M. J. : C’est lié au fait qu’auparavant, nous faisions le pari qu’il existait des catégories de populations clairement délimitées, dont le secteur médicosocial avait la charge ; il y avait une correspondance entre des réponses institutionnelles et des publics bien définis.
Après, sur la fin des années 2000, l’attention est portée sur les personnes qui sont à la frontière de différentes catégories. Cette nouvelle approche est très présente dans la stratégie nationale de prévention et de lutte contre la pauvreté. La notion de santé mentale est devenue centrale ; elle touche un peu à tout, et cela rend donc les réponses politiques et institutionnelles plus compliquées, en tout cas moins claires.
Un effet ciseau entre l’évolution des problématiques sociales et le fonctionnement des institutions
Est-ce pour cela que ce secteur a du mal à recruter ?
M. J. : Le recrutement repose souvent sur des malentendus. Souvent, parmi les personnes qui voudraient y travailler, il existe un engagement fort pour l’humanitaire, mais on va leur proposer des systèmes en tuyaux, avec un cadre très institutionnalisé, ennuyeux en somme. Elles se sentent enfermées dans des cases. Il y a un effet ciseau entre l’évolution des problématiques sociales et le fonctionnement des institutions.
De fait, on paye le prix de la professionnalisation. Tout au long du siècle, depuis 1928 où apparaît la notion de travail social, on assiste à une formalisation croissante des statuts professionnels, avec un allongement du temps de formation et une technicité mise en avant. Et cette formalisation aura pour conséquence d’accentuer des logiques corporatistes. Le monde médicosocial s’est aussi beaucoup rigidifié.
Une autre rupture n’est-elle pas l’émergence de l’usager comme acteur social ?
M. J. : Oui, c’est un bouleversement énorme, comme on le voit avec les pairs aidants.
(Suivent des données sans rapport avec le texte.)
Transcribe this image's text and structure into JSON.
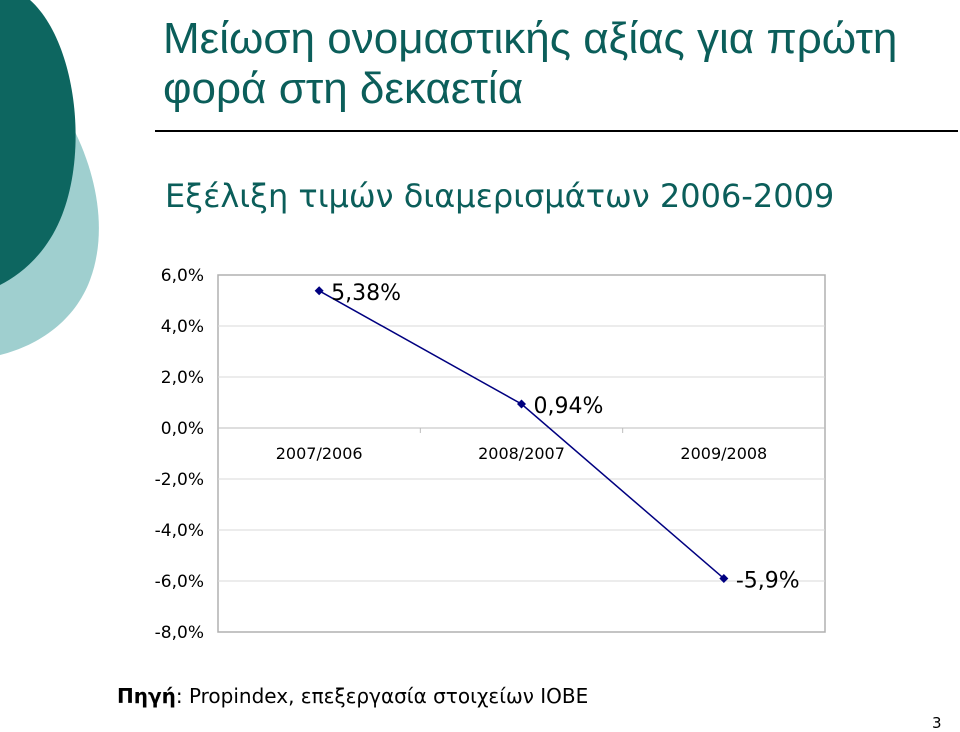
{
  "slide": {
    "title": "Μείωση ονομαστικής αξίας για πρώτη φορά στη δεκαετία",
    "subtitle": "Εξέλιξη τιμών διαμερισμάτων 2006-2009",
    "source_label": "Πηγή",
    "source_text": ": Propindex, επεξεργασία στοιχείων ΙΟΒΕ",
    "page_number": "3",
    "colors": {
      "title": "#0b5e5a",
      "decor_dark": "#0d6660",
      "decor_light": "#9fcfcf",
      "series": "#000080"
    }
  },
  "chart_data": {
    "type": "line",
    "title": "",
    "xlabel": "",
    "ylabel": "",
    "categories": [
      "2007/2006",
      "2008/2007",
      "2009/2008"
    ],
    "series": [
      {
        "values": [
          5.38,
          0.94,
          -5.9
        ]
      }
    ],
    "data_labels": [
      "5,38%",
      "0,94%",
      "-5,9%"
    ],
    "y_ticks": [
      "6,0%",
      "4,0%",
      "2,0%",
      "0,0%",
      "-2,0%",
      "-4,0%",
      "-6,0%",
      "-8,0%"
    ],
    "ylim": [
      -8,
      6
    ],
    "grid": true,
    "legend": "none"
  }
}
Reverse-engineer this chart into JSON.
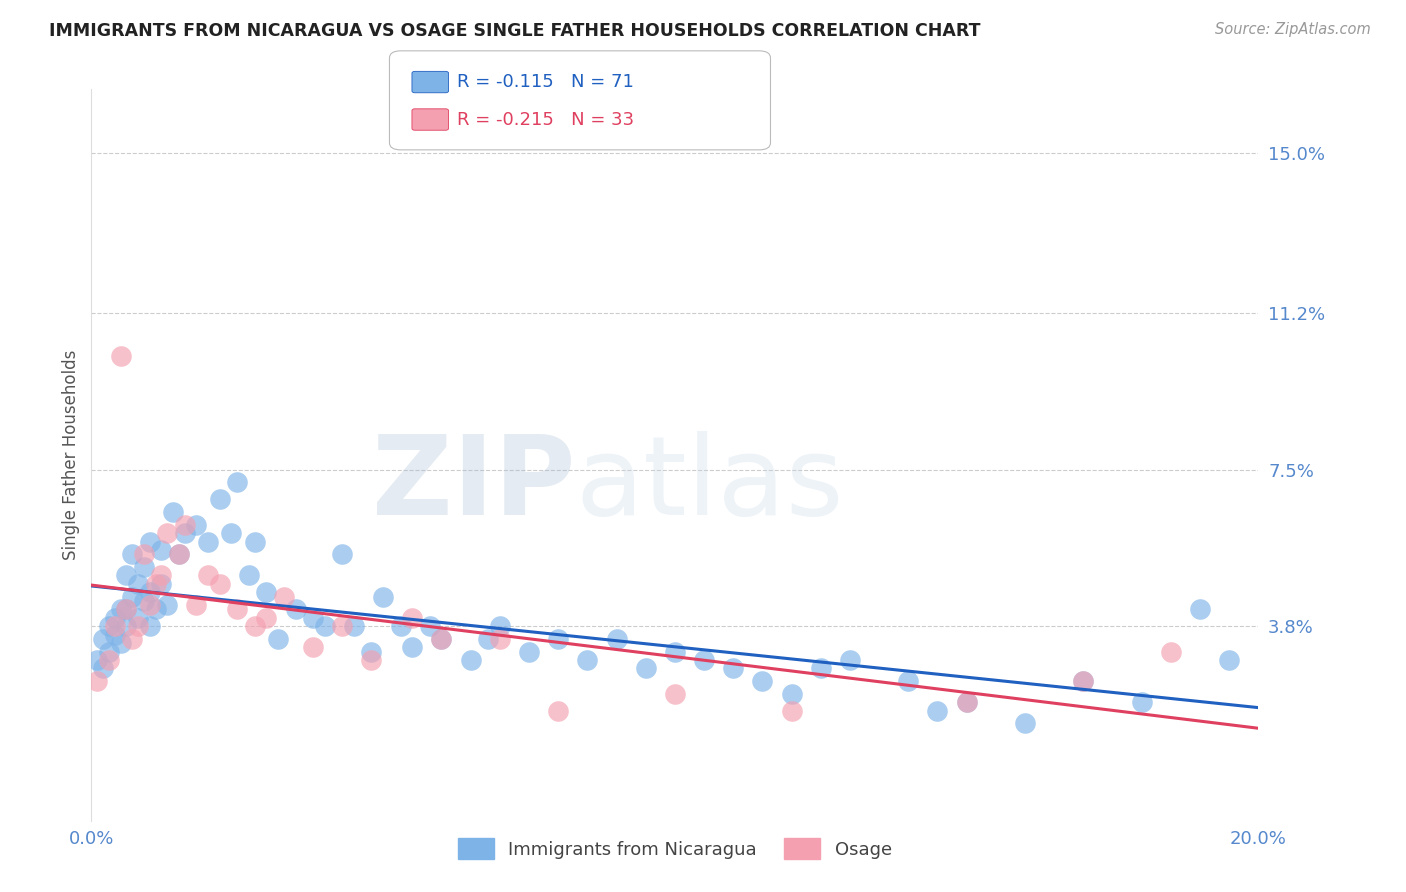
{
  "title": "IMMIGRANTS FROM NICARAGUA VS OSAGE SINGLE FATHER HOUSEHOLDS CORRELATION CHART",
  "source": "Source: ZipAtlas.com",
  "ylabel": "Single Father Households",
  "xlim": [
    0.0,
    0.2
  ],
  "ylim": [
    -0.008,
    0.165
  ],
  "yticks": [
    0.038,
    0.075,
    0.112,
    0.15
  ],
  "ytick_labels": [
    "3.8%",
    "7.5%",
    "11.2%",
    "15.0%"
  ],
  "xticks": [
    0.0,
    0.05,
    0.1,
    0.15,
    0.2
  ],
  "xtick_labels": [
    "0.0%",
    "",
    "",
    "",
    "20.0%"
  ],
  "blue_R": -0.115,
  "blue_N": 71,
  "pink_R": -0.215,
  "pink_N": 33,
  "blue_color": "#7EB3E8",
  "pink_color": "#F4A0B0",
  "blue_line_color": "#2060C0",
  "pink_line_color": "#E04060",
  "legend_label_blue": "Immigrants from Nicaragua",
  "legend_label_pink": "Osage",
  "watermark_zip": "ZIP",
  "watermark_atlas": "atlas",
  "background_color": "#FFFFFF",
  "grid_color": "#CCCCCC",
  "title_color": "#222222",
  "axis_label_color": "#555555",
  "tick_color": "#5588CC",
  "blue_x": [
    0.001,
    0.002,
    0.002,
    0.003,
    0.003,
    0.004,
    0.004,
    0.005,
    0.005,
    0.006,
    0.006,
    0.006,
    0.007,
    0.007,
    0.008,
    0.008,
    0.009,
    0.009,
    0.01,
    0.01,
    0.01,
    0.011,
    0.012,
    0.012,
    0.013,
    0.014,
    0.015,
    0.016,
    0.018,
    0.02,
    0.022,
    0.024,
    0.025,
    0.027,
    0.028,
    0.03,
    0.032,
    0.035,
    0.038,
    0.04,
    0.043,
    0.045,
    0.048,
    0.05,
    0.053,
    0.055,
    0.058,
    0.06,
    0.065,
    0.068,
    0.07,
    0.075,
    0.08,
    0.085,
    0.09,
    0.095,
    0.1,
    0.105,
    0.11,
    0.115,
    0.12,
    0.125,
    0.13,
    0.14,
    0.145,
    0.15,
    0.16,
    0.17,
    0.18,
    0.19,
    0.195
  ],
  "blue_y": [
    0.03,
    0.028,
    0.035,
    0.032,
    0.038,
    0.036,
    0.04,
    0.034,
    0.042,
    0.038,
    0.042,
    0.05,
    0.045,
    0.055,
    0.04,
    0.048,
    0.044,
    0.052,
    0.038,
    0.046,
    0.058,
    0.042,
    0.048,
    0.056,
    0.043,
    0.065,
    0.055,
    0.06,
    0.062,
    0.058,
    0.068,
    0.06,
    0.072,
    0.05,
    0.058,
    0.046,
    0.035,
    0.042,
    0.04,
    0.038,
    0.055,
    0.038,
    0.032,
    0.045,
    0.038,
    0.033,
    0.038,
    0.035,
    0.03,
    0.035,
    0.038,
    0.032,
    0.035,
    0.03,
    0.035,
    0.028,
    0.032,
    0.03,
    0.028,
    0.025,
    0.022,
    0.028,
    0.03,
    0.025,
    0.018,
    0.02,
    0.015,
    0.025,
    0.02,
    0.042,
    0.03
  ],
  "pink_x": [
    0.001,
    0.003,
    0.004,
    0.005,
    0.006,
    0.007,
    0.008,
    0.009,
    0.01,
    0.011,
    0.012,
    0.013,
    0.015,
    0.016,
    0.018,
    0.02,
    0.022,
    0.025,
    0.028,
    0.03,
    0.033,
    0.038,
    0.043,
    0.048,
    0.055,
    0.06,
    0.07,
    0.08,
    0.1,
    0.12,
    0.15,
    0.17,
    0.185
  ],
  "pink_y": [
    0.025,
    0.03,
    0.038,
    0.102,
    0.042,
    0.035,
    0.038,
    0.055,
    0.043,
    0.048,
    0.05,
    0.06,
    0.055,
    0.062,
    0.043,
    0.05,
    0.048,
    0.042,
    0.038,
    0.04,
    0.045,
    0.033,
    0.038,
    0.03,
    0.04,
    0.035,
    0.035,
    0.018,
    0.022,
    0.018,
    0.02,
    0.025,
    0.032
  ]
}
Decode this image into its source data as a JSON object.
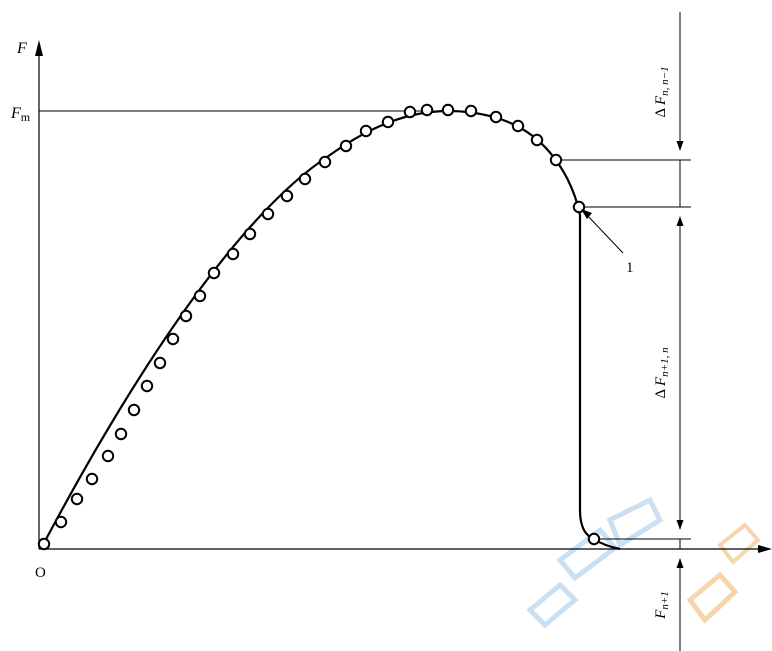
{
  "axis": {
    "y_label": "F",
    "x_origin_label": "O"
  },
  "levels": {
    "fm_label": "F",
    "fm_sub": "m"
  },
  "callout": {
    "number": "1"
  },
  "dimensions": {
    "upper": {
      "delta": "Δ",
      "base": "F",
      "sub": "n, n−1"
    },
    "middle": {
      "delta": "Δ",
      "base": "F",
      "sub": "n+1, n"
    },
    "lower": {
      "base": "F",
      "sub": "n+1"
    }
  },
  "colors": {
    "ink": "#000000",
    "watermark_blue": "#9ec8ec",
    "watermark_orange": "#f2b46a"
  },
  "curve": {
    "marker_count": 31,
    "description_values": "force–time curve rising to maximum Fm then dropping sharply to F(n+1)"
  }
}
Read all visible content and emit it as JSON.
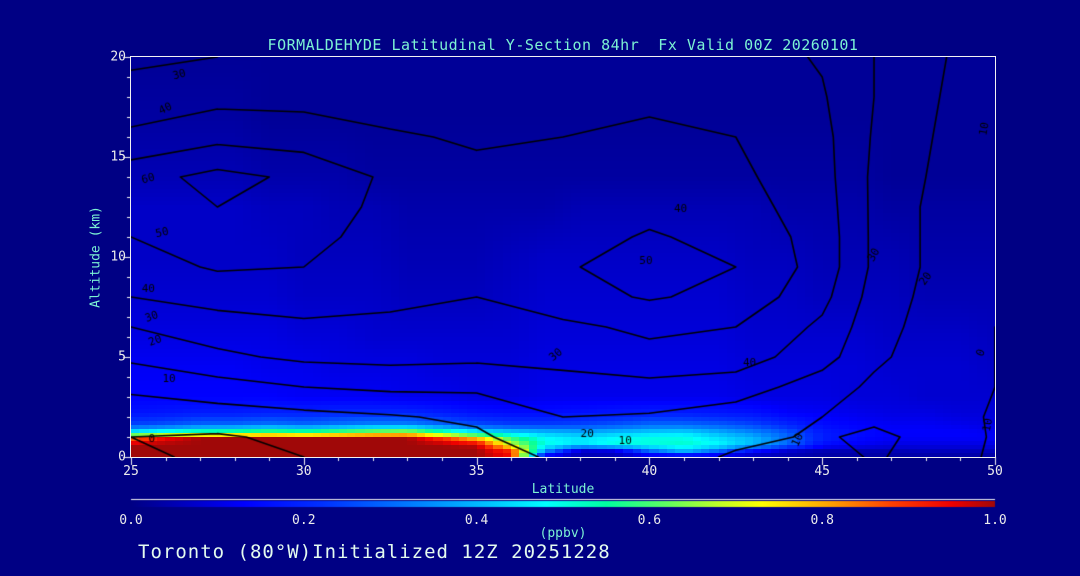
{
  "title": "FORMALDEHYDE Latitudinal Y-Section 84hr  Fx Valid 00Z 20260101",
  "caption": "Toronto (80°W)Initialized 12Z 20251228",
  "colors": {
    "background": "#000084",
    "title_text": "#7cf2d4",
    "tick_text": "#ececec",
    "axis_line": "#f2f2f2",
    "contour_line": "#000000",
    "caption_text": "#e4fbef"
  },
  "chart_data": {
    "type": "heatmap",
    "title": "FORMALDEHYDE Latitudinal Y-Section 84hr  Fx Valid 00Z 20260101",
    "xlabel": "Latitude",
    "ylabel": "Altitude (km)",
    "units": "(ppbv)",
    "xlim": [
      25,
      50
    ],
    "ylim": [
      0,
      20
    ],
    "x_ticks": [
      25,
      30,
      35,
      40,
      45,
      50
    ],
    "x_minor_step": 1,
    "y_ticks": [
      0,
      5,
      10,
      15,
      20
    ],
    "y_minor_step": 1,
    "grid": false,
    "colorbar": {
      "min": 0.0,
      "max": 1.0,
      "tick_labels": [
        "0.0",
        "0.2",
        "0.4",
        "0.6",
        "0.8",
        "1.0"
      ],
      "tick_values": [
        0.0,
        0.2,
        0.4,
        0.6,
        0.8,
        1.0
      ],
      "stops": [
        [
          0.0,
          0,
          0,
          132
        ],
        [
          0.05,
          0,
          0,
          180
        ],
        [
          0.13,
          0,
          0,
          255
        ],
        [
          0.22,
          0,
          48,
          255
        ],
        [
          0.33,
          0,
          128,
          255
        ],
        [
          0.42,
          0,
          200,
          255
        ],
        [
          0.48,
          0,
          255,
          255
        ],
        [
          0.55,
          0,
          255,
          160
        ],
        [
          0.62,
          96,
          255,
          96
        ],
        [
          0.68,
          190,
          255,
          40
        ],
        [
          0.73,
          255,
          255,
          0
        ],
        [
          0.81,
          255,
          160,
          0
        ],
        [
          0.88,
          255,
          64,
          0
        ],
        [
          0.95,
          238,
          0,
          0
        ],
        [
          1.0,
          160,
          8,
          8
        ]
      ]
    },
    "fill_field": {
      "comment_units_ppbv": true,
      "lat": [
        25,
        26,
        27,
        28,
        29,
        30,
        31,
        32,
        33,
        34,
        35,
        36,
        37,
        38,
        39,
        40,
        41,
        42,
        43,
        44,
        45,
        46,
        47,
        48,
        49,
        50
      ],
      "alt": [
        0,
        0.3,
        0.6,
        0.9,
        1.2,
        1.6,
        2.2,
        3,
        4.5,
        6,
        8,
        10,
        12.5,
        14,
        17,
        20
      ],
      "values": [
        [
          1,
          1,
          1,
          1,
          1,
          1,
          1,
          1,
          1,
          1,
          1,
          0.95,
          0.06,
          0.04,
          0.04,
          0.05,
          0.05,
          0.05,
          0.04,
          0.04,
          0.03,
          0.03,
          0.03,
          0.03,
          0.03,
          0.03
        ],
        [
          1,
          1,
          1,
          1,
          1,
          1,
          1,
          1,
          1,
          1,
          1,
          0.9,
          0.35,
          0.08,
          0.1,
          0.3,
          0.4,
          0.3,
          0.15,
          0.08,
          0.05,
          0.05,
          0.05,
          0.06,
          0.06,
          0.06
        ],
        [
          1,
          1,
          1,
          1,
          1,
          1,
          1,
          1,
          1,
          1,
          0.98,
          0.7,
          0.5,
          0.45,
          0.5,
          0.5,
          0.52,
          0.48,
          0.4,
          0.3,
          0.15,
          0.12,
          0.1,
          0.1,
          0.1,
          0.1
        ],
        [
          0.85,
          0.95,
          1,
          1,
          1,
          1,
          1,
          1,
          1,
          0.9,
          0.8,
          0.6,
          0.48,
          0.45,
          0.48,
          0.5,
          0.5,
          0.45,
          0.4,
          0.3,
          0.18,
          0.14,
          0.12,
          0.12,
          0.12,
          0.12
        ],
        [
          0.5,
          0.55,
          0.6,
          0.62,
          0.65,
          0.62,
          0.66,
          0.7,
          0.72,
          0.6,
          0.5,
          0.45,
          0.42,
          0.4,
          0.42,
          0.44,
          0.45,
          0.4,
          0.35,
          0.28,
          0.18,
          0.15,
          0.13,
          0.13,
          0.13,
          0.12
        ],
        [
          0.25,
          0.27,
          0.3,
          0.3,
          0.32,
          0.3,
          0.32,
          0.34,
          0.34,
          0.3,
          0.26,
          0.24,
          0.24,
          0.25,
          0.27,
          0.3,
          0.3,
          0.28,
          0.25,
          0.2,
          0.15,
          0.13,
          0.12,
          0.12,
          0.11,
          0.1
        ],
        [
          0.16,
          0.17,
          0.18,
          0.18,
          0.19,
          0.19,
          0.2,
          0.2,
          0.2,
          0.18,
          0.16,
          0.15,
          0.15,
          0.16,
          0.17,
          0.18,
          0.18,
          0.17,
          0.16,
          0.13,
          0.12,
          0.11,
          0.1,
          0.1,
          0.09,
          0.09
        ],
        [
          0.13,
          0.13,
          0.13,
          0.13,
          0.13,
          0.12,
          0.12,
          0.12,
          0.11,
          0.11,
          0.1,
          0.1,
          0.11,
          0.11,
          0.11,
          0.11,
          0.11,
          0.11,
          0.1,
          0.1,
          0.1,
          0.09,
          0.09,
          0.08,
          0.08,
          0.08
        ],
        [
          0.12,
          0.12,
          0.12,
          0.12,
          0.11,
          0.11,
          0.1,
          0.1,
          0.1,
          0.09,
          0.09,
          0.09,
          0.1,
          0.1,
          0.1,
          0.1,
          0.1,
          0.1,
          0.09,
          0.09,
          0.09,
          0.09,
          0.08,
          0.08,
          0.08,
          0.07
        ],
        [
          0.1,
          0.1,
          0.1,
          0.1,
          0.1,
          0.09,
          0.09,
          0.08,
          0.08,
          0.08,
          0.08,
          0.08,
          0.09,
          0.09,
          0.09,
          0.09,
          0.09,
          0.09,
          0.08,
          0.08,
          0.08,
          0.08,
          0.07,
          0.07,
          0.07,
          0.06
        ],
        [
          0.08,
          0.08,
          0.08,
          0.08,
          0.08,
          0.07,
          0.07,
          0.07,
          0.06,
          0.06,
          0.06,
          0.07,
          0.08,
          0.08,
          0.08,
          0.08,
          0.08,
          0.08,
          0.07,
          0.07,
          0.06,
          0.06,
          0.06,
          0.05,
          0.05,
          0.05
        ],
        [
          0.07,
          0.07,
          0.07,
          0.07,
          0.07,
          0.06,
          0.06,
          0.06,
          0.05,
          0.05,
          0.05,
          0.06,
          0.07,
          0.07,
          0.07,
          0.07,
          0.07,
          0.07,
          0.06,
          0.06,
          0.05,
          0.05,
          0.05,
          0.04,
          0.04,
          0.04
        ],
        [
          0.07,
          0.07,
          0.07,
          0.07,
          0.06,
          0.06,
          0.05,
          0.05,
          0.04,
          0.04,
          0.04,
          0.04,
          0.04,
          0.05,
          0.05,
          0.05,
          0.05,
          0.05,
          0.05,
          0.04,
          0.04,
          0.04,
          0.03,
          0.03,
          0.03,
          0.03
        ],
        [
          0.05,
          0.05,
          0.05,
          0.05,
          0.04,
          0.04,
          0.04,
          0.03,
          0.03,
          0.03,
          0.03,
          0.03,
          0.03,
          0.03,
          0.03,
          0.03,
          0.03,
          0.03,
          0.03,
          0.03,
          0.03,
          0.03,
          0.02,
          0.02,
          0.02,
          0.02
        ],
        [
          0.03,
          0.03,
          0.03,
          0.03,
          0.02,
          0.02,
          0.02,
          0.02,
          0.02,
          0.02,
          0.02,
          0.02,
          0.02,
          0.02,
          0.02,
          0.02,
          0.02,
          0.02,
          0.02,
          0.02,
          0.02,
          0.02,
          0.02,
          0.02,
          0.02,
          0.02
        ],
        [
          0.02,
          0.02,
          0.02,
          0.02,
          0.02,
          0.02,
          0.02,
          0.02,
          0.02,
          0.02,
          0.02,
          0.02,
          0.02,
          0.02,
          0.02,
          0.02,
          0.02,
          0.02,
          0.02,
          0.02,
          0.02,
          0.02,
          0.02,
          0.02,
          0.02,
          0.02
        ]
      ]
    },
    "contour_field": {
      "levels": [
        0,
        10,
        20,
        30,
        40,
        50,
        60
      ],
      "lat": [
        25,
        27.5,
        30,
        32.5,
        35,
        37.5,
        40,
        42.5,
        45,
        46.5,
        48,
        49,
        50
      ],
      "alt": [
        0,
        1,
        2,
        3.5,
        5,
        6.5,
        8,
        9.5,
        11,
        12.5,
        14,
        16,
        18,
        20
      ],
      "values": [
        [
          2,
          -2,
          0,
          1,
          5,
          12,
          14,
          9,
          6,
          11,
          7,
          3,
          -2
        ],
        [
          0,
          -1,
          2,
          4,
          8,
          18,
          16,
          12,
          9,
          12,
          8,
          3,
          -1
        ],
        [
          4,
          5,
          7,
          9,
          12,
          20,
          19,
          15,
          10,
          8,
          5,
          2,
          -1
        ],
        [
          12,
          16,
          20,
          22,
          22,
          25,
          27,
          25,
          15,
          8,
          4,
          1,
          0
        ],
        [
          22,
          28,
          32,
          33,
          32,
          34,
          37,
          35,
          24,
          12,
          6,
          2,
          0
        ],
        [
          30,
          35,
          38,
          38,
          36,
          38,
          42,
          40,
          28,
          14,
          7,
          2,
          0
        ],
        [
          40,
          44,
          45,
          42,
          40,
          46,
          51,
          47,
          33,
          16,
          8,
          3,
          1
        ],
        [
          46,
          51,
          50,
          44,
          42,
          49,
          54,
          50,
          36,
          18,
          9,
          3,
          1
        ],
        [
          50,
          55,
          53,
          46,
          42,
          46,
          51,
          47,
          36,
          18,
          9,
          4,
          1
        ],
        [
          53,
          60,
          56,
          47,
          43,
          44,
          47,
          44,
          35,
          18,
          9,
          4,
          2
        ],
        [
          56,
          63,
          58,
          48,
          42,
          42,
          44,
          42,
          34,
          18,
          10,
          5,
          2
        ],
        [
          42,
          47,
          45,
          41,
          39,
          40,
          42,
          40,
          33,
          19,
          11,
          6,
          3
        ],
        [
          34,
          37,
          37,
          36,
          36,
          37,
          38,
          37,
          31,
          20,
          12,
          7,
          4
        ],
        [
          28,
          30,
          32,
          33,
          34,
          35,
          36,
          35,
          29,
          20,
          13,
          8,
          5
        ]
      ]
    },
    "contour_labels": [
      {
        "lat": 26.4,
        "alt": 19.1,
        "text": "30",
        "rot": -15
      },
      {
        "lat": 26.0,
        "alt": 17.4,
        "text": "40",
        "rot": -25
      },
      {
        "lat": 25.5,
        "alt": 13.9,
        "text": "60",
        "rot": -15
      },
      {
        "lat": 25.9,
        "alt": 11.2,
        "text": "50",
        "rot": -12
      },
      {
        "lat": 25.5,
        "alt": 8.4,
        "text": "40",
        "rot": 0
      },
      {
        "lat": 25.6,
        "alt": 7.0,
        "text": "30",
        "rot": -20
      },
      {
        "lat": 25.7,
        "alt": 5.8,
        "text": "20",
        "rot": -20
      },
      {
        "lat": 26.1,
        "alt": 3.9,
        "text": "10",
        "rot": 0
      },
      {
        "lat": 25.6,
        "alt": 0.9,
        "text": "0",
        "rot": 0
      },
      {
        "lat": 40.9,
        "alt": 12.4,
        "text": "40",
        "rot": 0
      },
      {
        "lat": 39.9,
        "alt": 9.8,
        "text": "50",
        "rot": 0
      },
      {
        "lat": 37.3,
        "alt": 5.1,
        "text": "30",
        "rot": -40
      },
      {
        "lat": 42.9,
        "alt": 4.7,
        "text": "40",
        "rot": 0
      },
      {
        "lat": 46.5,
        "alt": 10.1,
        "text": "30",
        "rot": -60
      },
      {
        "lat": 48.0,
        "alt": 8.9,
        "text": "20",
        "rot": -55
      },
      {
        "lat": 49.6,
        "alt": 5.2,
        "text": "0",
        "rot": -70
      },
      {
        "lat": 49.7,
        "alt": 16.4,
        "text": "10",
        "rot": -80
      },
      {
        "lat": 38.2,
        "alt": 1.15,
        "text": "20",
        "rot": 0
      },
      {
        "lat": 39.3,
        "alt": 0.8,
        "text": "10",
        "rot": 0
      },
      {
        "lat": 44.3,
        "alt": 0.85,
        "text": "10",
        "rot": -65
      },
      {
        "lat": 49.8,
        "alt": 1.6,
        "text": "10",
        "rot": -80
      }
    ]
  }
}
Cela percute les pratiques professionnelles et cela reste pour certains insupportables, comme on l’a vu dans certaines réactions de la CGT ou de la CFDT, qui évoquent un risque de disqualification de la formation.
Ce phénomène des usagers va-t-il se poursuivre ?
M. J. : Oui, et il est paradoxal. Car il a deux visages. Le visage de la dérégulation libérale, et un autre visage positif celui-là, avec la montée de la démocratie, de l’autonomie, de reconnaissance pour les acteurs.
Vous évoquiez tout à l’heure les inégalités territoriales. Existe-t-il, comme pour les déserts médicaux, un gradient Nord et Sud ?
M. J. : C’est différent. Dans le monde médicosocial existe une pluralité de centres de décisions, entre les Agences régionales de santé, l’État et les conseils départementaux. On a un système différent du système de santé aussi avec une part considérable des structures associatives, avec, bien souvent, une créativité débordante, et ce secteur a échappé à toute velléité de planification. C’était parfois le règne de chacun fait ce qu’il veut.
Au niveau hexagonal, cela se traduit par le fait qu’il est très difficile de rendre compte d’un paysage très émietté, qui est source d’inégalités. Il peut y avoir également des différences considérables selon les secteurs, entre le monde de l’enfance, ou celui du handicap, selon les régions, selon l’histoire.
En tout cas, nous manquons de données nationales précises. Nous avons en termes de connaissance un vrai déficit d’analyse, avec des logiques territoriales qui tiennent à l’histoire, ou à des caractéristiques sociodémographiques.
Y a-t-il un problème de revenu dans ces professions ?
M. J. : Oui, c’est un critère de baisse d’attractivité, mais ce n’est pas le seul. Je reste frappé par le fait que l’adhésion à un projet, pour les travailleurs sociaux, reste un élément fort, mais qui se heurte au poids de la bureaucratie, au poids des normes.
Et puis est apparue la question du rapport au public. Hier apaisé, aujourd’hui ce sont des tensions qui peuvent dominer, avec des phénomènes de peur, de dégoût, une méfiance qui s’installe. Il y a aussi des questions de générations qui s’entrechoquent. Cette question est très importante chez les jeunes, d’autant qu’ils ne sont pas préparés à affronter cela. Et au final, cela renvoie à la finalité de leur travail. Quelle est-elle ? Elle est floue, et ils n’ont pas la boîte à outils pour savoir très précisément ce qu’ils doivent faire. Protection de la personne ? Favoriser son autonomie ? C’est un secteur qui n’est pas régulé par une finalité claire.